The Reading section tests two core competences:
- Evidence command: Your ability to find concrete evidence in the passage to support the author's claims or responses to specific questions.
- Words in Context: Your ability to decipher the meanings of vocabulary words in the context of the passage, and your skills to understand how word choice affects a text's style and tone, would be tested.
The Writing and Language section may look similar to the reading section. However, instead of measuring your reading comprehension skills, this section measures your ability to identify and correct grammatical errors and stylistic weaknesses within passages.
These passages cover a wide range of subjects, including careers, history/social studies, science, and humanities. Your primary objective in this section on writing is to correct words and sentences in the given passages.
Section Writing and Language measures the following competencies:
- Command of Evidence
- Words in Context
- Expression and clarity of ideas
- Standard English Conventions
Since none of the passages in this section are fictional works, your best bet is to read real-life newspaper and magazine articles, persuasive texts, and essays. Using these texts as you study, you will hone your editorial eye, identifying transitional words and connexions in your thoughts.
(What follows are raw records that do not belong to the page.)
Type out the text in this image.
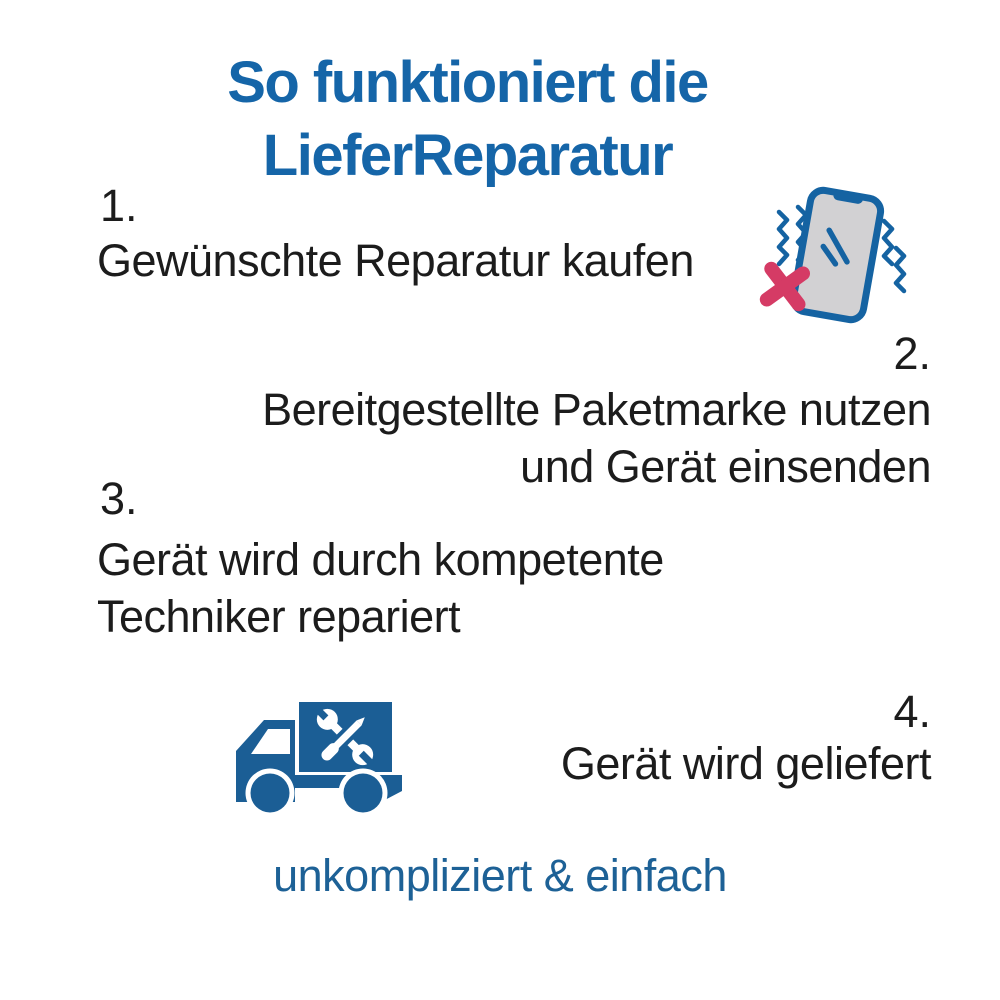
So funktioniert die
LieferReparatur
1.
Gewünschte Reparatur kaufen
2.
Bereitgestellte Paketmarke nutzen
und Gerät einsenden
3.
Gerät wird durch kompetente
Techniker repariert
4.
Gerät wird geliefert
unkompliziert & einfach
You're also going to want to examine how the author builds his or her argument or supports its main point.
The Section on maths consists of two subsections:
- Math no-calculator, you are not allowed to use a calculator.
- Math calculator, you can opt to use a calculator.
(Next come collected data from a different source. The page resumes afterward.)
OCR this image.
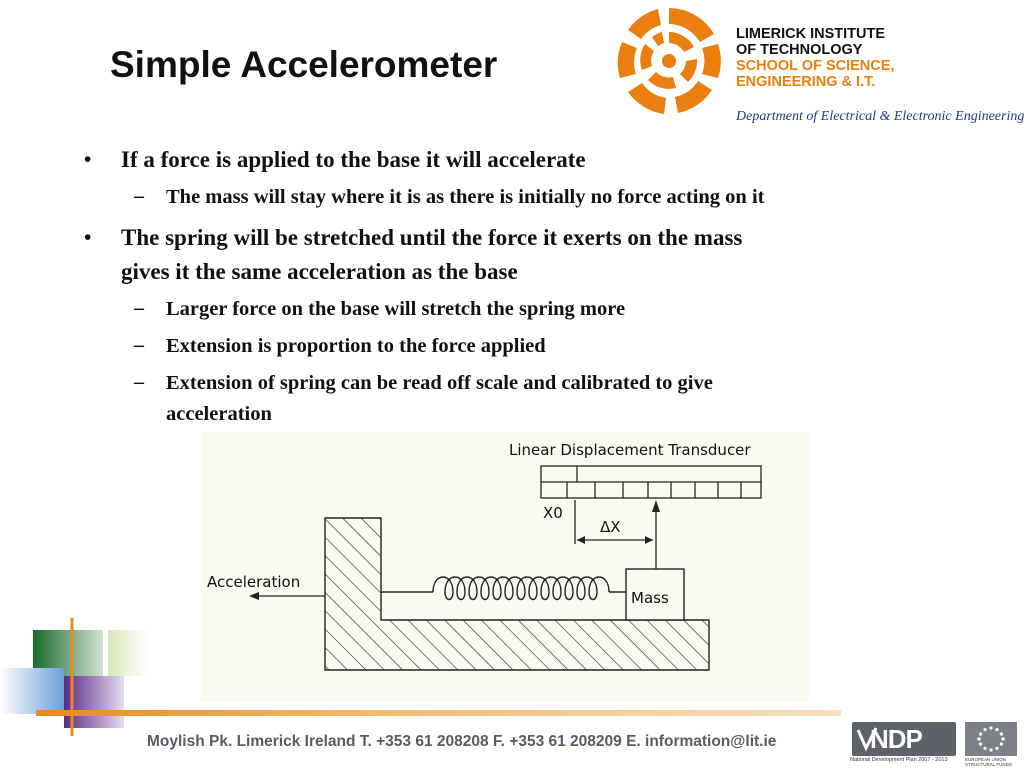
Simple Accelerometer
LIMERICK INSTITUTE
OF TECHNOLOGY
SCHOOL OF SCIENCE,
ENGINEERING & I.T.
Department of Electrical & Electronic Engineering
• If a force is applied to the base it will accelerate
– The mass will stay where it is as there is initially no force acting on it
• The spring will be stretched until the force it exerts on the mass
gives it the same acceleration as the base
– Larger force on the base will stretch the spring more
– Extension is proportion to the force applied
– Extension of spring can be read off scale and calibrated to give
acceleration
Linear Displacement Transducer
X0
ΔX
Mass
Acceleration
Moylish Pk. Limerick Ireland T. +353 61 208208 F. +353 61 208209 E. information@lit.ie	NDP
National Development Plan 2007 - 2013	EUROPEAN UNION
STRUCTURAL FUNDS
The Math section is the only section on the SAT (excluding the Essay) that contains the grid-in, a non-multiple-choice question format. Twenty-two percent of math questions are grid-ins, so while it's not the main question format on SAT math, you must understand how they work.
The Section on Math tests you on the following concepts:
- Everything related to algebra
- Problem-solving and analyzing data
- Advanced maths
- Additional mathematical themes
Bonus Tip: Memorize all the critical SAT Math formulas you're going to need for test day.
The SAT Essay is a section in which you must read a 650-750-word passage and then write an essay analyzing how the author constructs his or her argument and how persuasive the argument is.
Note that you are not being asked if you agree with the argument or disagree. Unlike the other three SAT sections, the Essay is entirely optional. Whether you should take it depends on where you are applying, since some colleges may require an essay submission.
There are tons of application-based platforms that provide new, interactive ways of preparing for the SAT. Edraw MindMaster is one such app that will help you prepare for GRE and help answer - how to study for the SAT?Online resources
Resources for online practice testing provide sample SATs that you can take to get used to the questions you will see on the exam. Typically, these online exams are free or are offered on an annual subscription basis.
- During "dead time," sneak in SAT prep.
Many of us have some parts of the day where we're just hanging out. Perhaps we're waiting to meet a friend, take the bus, or an annoying commercial break. Well, don't spend it waiting to take out your flashcards and do a quick five minutes revision.
- Figure your weaknesses, and work on them
You will, of course, be good at some things on the SAT, and it's good to maintain that edge from time to time by practicing those concepts. But figuring out where you are struggling is better. Take a diagnostic test to find out which areas to work on when preparing for the SAT.
- Brush your grammar up
Nearly half of the writing section consists of questions about grammar. While many have to do with essay questions about the ‘big picture,’ others rely on basic grammar.
- Don’t leave anything blank. There is no penalty for guessing, so if you don't know the answer, go ahead and take a guess. Do your best to answer all the questions.
- Use the elimination process. Crossing choices as you go along really helps when you get that feeling you might need to guess. Every time you confidently remove an option, your chance to select the correct answer from the remaining options increases.
- Pace yourself. Skip questions that will take longer and come back to them if you have time.